At 15, Williams fell in love with an 18-year-old grocery store manager. She dropped out of high school, and they moved in together. At 19, she gave birth to a daughter. Amanda (not her real name) was deaf, autistic and unable to talk. The young parents scraped by with odd jobs until 13 months later, when they had a son, and money got even tighter.
Williams began working as a cocktail waitress at various nightclubs. With a glamorous Farrah Fawcett hairstyle, she looked like “a sailor’s dream,” said a neighbour. At Tiffany’s Cabaret, she jumped on stage during amateur night and was quickly promoted to exotic dancer. She loved the thrill of transforming each night into Stevie (after singer-songwriter Stevie Nicks), a blond bombshell who whizzed around the pole to AC/DC’s ‘You Shook Me All Night Long’. Men were obsessed.
She spent her tip money on batteries for her daughter’s hearing aids, and still longed to fight crime. In 1999, after 14 years together, the couple separated.

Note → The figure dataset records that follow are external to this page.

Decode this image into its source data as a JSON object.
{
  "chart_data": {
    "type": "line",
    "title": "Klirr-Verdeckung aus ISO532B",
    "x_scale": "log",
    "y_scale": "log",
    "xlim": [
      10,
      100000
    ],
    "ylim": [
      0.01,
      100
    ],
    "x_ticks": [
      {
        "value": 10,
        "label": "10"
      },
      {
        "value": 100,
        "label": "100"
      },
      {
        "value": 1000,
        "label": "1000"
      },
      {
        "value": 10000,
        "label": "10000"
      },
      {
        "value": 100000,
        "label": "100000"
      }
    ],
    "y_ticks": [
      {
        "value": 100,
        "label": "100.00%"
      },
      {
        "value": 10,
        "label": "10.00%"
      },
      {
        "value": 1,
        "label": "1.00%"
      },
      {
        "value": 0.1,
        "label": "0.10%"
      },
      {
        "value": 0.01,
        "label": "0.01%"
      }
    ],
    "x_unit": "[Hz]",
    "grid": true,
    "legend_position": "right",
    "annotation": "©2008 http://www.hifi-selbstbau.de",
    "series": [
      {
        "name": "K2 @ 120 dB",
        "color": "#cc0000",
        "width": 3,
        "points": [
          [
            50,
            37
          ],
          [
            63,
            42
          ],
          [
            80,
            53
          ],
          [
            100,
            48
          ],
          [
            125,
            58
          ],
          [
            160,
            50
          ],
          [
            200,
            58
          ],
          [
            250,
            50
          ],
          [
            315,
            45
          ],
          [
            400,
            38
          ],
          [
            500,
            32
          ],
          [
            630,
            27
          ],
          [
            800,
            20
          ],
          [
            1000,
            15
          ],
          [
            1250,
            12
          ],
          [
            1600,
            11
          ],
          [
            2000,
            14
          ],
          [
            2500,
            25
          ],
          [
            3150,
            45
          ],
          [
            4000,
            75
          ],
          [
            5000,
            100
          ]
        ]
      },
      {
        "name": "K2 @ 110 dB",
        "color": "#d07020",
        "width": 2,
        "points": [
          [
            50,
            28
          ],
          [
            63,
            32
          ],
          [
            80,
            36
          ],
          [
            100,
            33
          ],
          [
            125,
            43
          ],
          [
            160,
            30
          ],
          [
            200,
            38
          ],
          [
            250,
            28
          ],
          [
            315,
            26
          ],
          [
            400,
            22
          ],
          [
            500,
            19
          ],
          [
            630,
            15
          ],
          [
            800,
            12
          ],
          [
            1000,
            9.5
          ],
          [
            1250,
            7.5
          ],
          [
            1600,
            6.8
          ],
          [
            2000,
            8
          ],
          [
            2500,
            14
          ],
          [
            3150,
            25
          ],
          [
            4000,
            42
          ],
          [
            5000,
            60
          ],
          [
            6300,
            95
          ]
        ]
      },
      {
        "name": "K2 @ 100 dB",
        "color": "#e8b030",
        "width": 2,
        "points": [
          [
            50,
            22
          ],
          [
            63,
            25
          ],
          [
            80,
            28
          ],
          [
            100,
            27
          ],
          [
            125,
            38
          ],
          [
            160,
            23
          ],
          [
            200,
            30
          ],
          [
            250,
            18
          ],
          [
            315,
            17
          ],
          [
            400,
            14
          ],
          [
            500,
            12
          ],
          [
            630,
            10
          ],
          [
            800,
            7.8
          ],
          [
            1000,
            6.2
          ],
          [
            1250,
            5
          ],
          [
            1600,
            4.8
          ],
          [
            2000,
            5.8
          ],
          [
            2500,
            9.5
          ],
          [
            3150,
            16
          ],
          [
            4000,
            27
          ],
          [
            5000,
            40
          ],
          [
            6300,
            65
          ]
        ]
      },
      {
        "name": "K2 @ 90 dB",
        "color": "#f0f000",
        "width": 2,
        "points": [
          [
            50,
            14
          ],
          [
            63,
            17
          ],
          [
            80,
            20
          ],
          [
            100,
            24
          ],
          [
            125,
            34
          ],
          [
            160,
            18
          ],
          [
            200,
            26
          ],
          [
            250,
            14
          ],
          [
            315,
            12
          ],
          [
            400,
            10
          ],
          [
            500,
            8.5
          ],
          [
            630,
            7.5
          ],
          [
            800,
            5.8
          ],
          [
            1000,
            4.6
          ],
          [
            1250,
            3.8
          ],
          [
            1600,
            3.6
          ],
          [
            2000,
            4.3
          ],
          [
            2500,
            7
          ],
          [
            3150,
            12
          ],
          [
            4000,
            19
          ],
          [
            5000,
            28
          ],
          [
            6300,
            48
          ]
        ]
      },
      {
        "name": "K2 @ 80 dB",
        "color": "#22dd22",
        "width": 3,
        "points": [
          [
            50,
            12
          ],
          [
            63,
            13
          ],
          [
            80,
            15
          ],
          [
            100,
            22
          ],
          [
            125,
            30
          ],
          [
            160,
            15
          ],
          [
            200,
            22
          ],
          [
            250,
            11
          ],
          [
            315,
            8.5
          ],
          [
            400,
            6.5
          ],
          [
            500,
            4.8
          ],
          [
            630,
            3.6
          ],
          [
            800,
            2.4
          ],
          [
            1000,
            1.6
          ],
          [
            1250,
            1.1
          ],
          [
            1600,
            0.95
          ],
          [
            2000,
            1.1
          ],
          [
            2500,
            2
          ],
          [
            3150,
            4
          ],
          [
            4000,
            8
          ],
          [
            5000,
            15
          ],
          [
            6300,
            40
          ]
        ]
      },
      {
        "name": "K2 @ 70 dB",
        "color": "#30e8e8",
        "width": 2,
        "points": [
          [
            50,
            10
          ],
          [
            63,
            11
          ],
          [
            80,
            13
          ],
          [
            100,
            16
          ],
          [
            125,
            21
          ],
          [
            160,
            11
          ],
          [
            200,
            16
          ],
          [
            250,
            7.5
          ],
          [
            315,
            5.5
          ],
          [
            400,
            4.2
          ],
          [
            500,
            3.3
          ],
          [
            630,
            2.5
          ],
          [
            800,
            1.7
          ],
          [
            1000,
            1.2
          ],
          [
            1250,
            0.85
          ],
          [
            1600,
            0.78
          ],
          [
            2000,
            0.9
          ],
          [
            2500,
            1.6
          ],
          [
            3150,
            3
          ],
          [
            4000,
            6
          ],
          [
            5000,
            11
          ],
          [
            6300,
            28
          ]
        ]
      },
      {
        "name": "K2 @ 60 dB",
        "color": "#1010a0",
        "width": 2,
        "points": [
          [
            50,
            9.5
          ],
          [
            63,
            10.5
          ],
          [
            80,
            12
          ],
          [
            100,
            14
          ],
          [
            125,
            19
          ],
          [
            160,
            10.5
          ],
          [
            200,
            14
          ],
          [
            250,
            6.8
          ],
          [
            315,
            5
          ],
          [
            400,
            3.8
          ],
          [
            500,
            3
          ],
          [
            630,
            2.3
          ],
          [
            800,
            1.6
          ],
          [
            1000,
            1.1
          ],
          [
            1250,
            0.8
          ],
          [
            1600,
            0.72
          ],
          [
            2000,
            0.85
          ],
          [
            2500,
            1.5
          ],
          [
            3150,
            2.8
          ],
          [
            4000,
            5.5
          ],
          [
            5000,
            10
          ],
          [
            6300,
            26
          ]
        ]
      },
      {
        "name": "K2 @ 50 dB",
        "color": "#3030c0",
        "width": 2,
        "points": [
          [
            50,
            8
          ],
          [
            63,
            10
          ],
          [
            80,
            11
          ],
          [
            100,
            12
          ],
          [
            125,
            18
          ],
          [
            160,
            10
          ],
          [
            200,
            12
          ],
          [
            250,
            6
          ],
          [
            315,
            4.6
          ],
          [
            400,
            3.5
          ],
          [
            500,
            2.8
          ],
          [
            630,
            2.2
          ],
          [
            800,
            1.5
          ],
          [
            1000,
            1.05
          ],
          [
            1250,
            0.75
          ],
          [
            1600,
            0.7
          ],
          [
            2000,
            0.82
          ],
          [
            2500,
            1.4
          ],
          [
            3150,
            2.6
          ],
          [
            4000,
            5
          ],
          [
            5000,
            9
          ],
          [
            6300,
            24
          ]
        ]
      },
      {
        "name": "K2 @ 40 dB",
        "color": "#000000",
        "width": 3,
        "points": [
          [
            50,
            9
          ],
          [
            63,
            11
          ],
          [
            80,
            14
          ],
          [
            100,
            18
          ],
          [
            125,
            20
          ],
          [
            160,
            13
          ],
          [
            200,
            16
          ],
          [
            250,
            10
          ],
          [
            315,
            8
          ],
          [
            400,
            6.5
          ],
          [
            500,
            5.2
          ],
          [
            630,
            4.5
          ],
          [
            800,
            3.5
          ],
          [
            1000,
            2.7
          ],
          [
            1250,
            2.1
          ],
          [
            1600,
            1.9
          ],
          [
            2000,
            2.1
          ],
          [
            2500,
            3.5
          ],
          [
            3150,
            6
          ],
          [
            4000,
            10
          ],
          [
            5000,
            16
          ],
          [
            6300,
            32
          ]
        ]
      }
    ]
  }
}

Fearful that the school system was failing Amanda, Williams enrolled her in a residential home for deaf children, seeing her only on weekends. By 2003, she was cleaning toilets to pay the bills and living with her teenage son in a double-wide trailer. Her brother, known to all as Krusher, lived in a smaller trailer in her backyard.
Krusher was a career criminal who, after selling drugs to an undercover officer, had agreed to go undercover with the Hells Angels.
One day federal agents came to visit Krusher and noticed Williams. “His handler asked me if I was interested in undercover work,” she recalled. “It sounded cool, sort of sexy, you know, the whole spying game.” She would not wait long for her first assignment.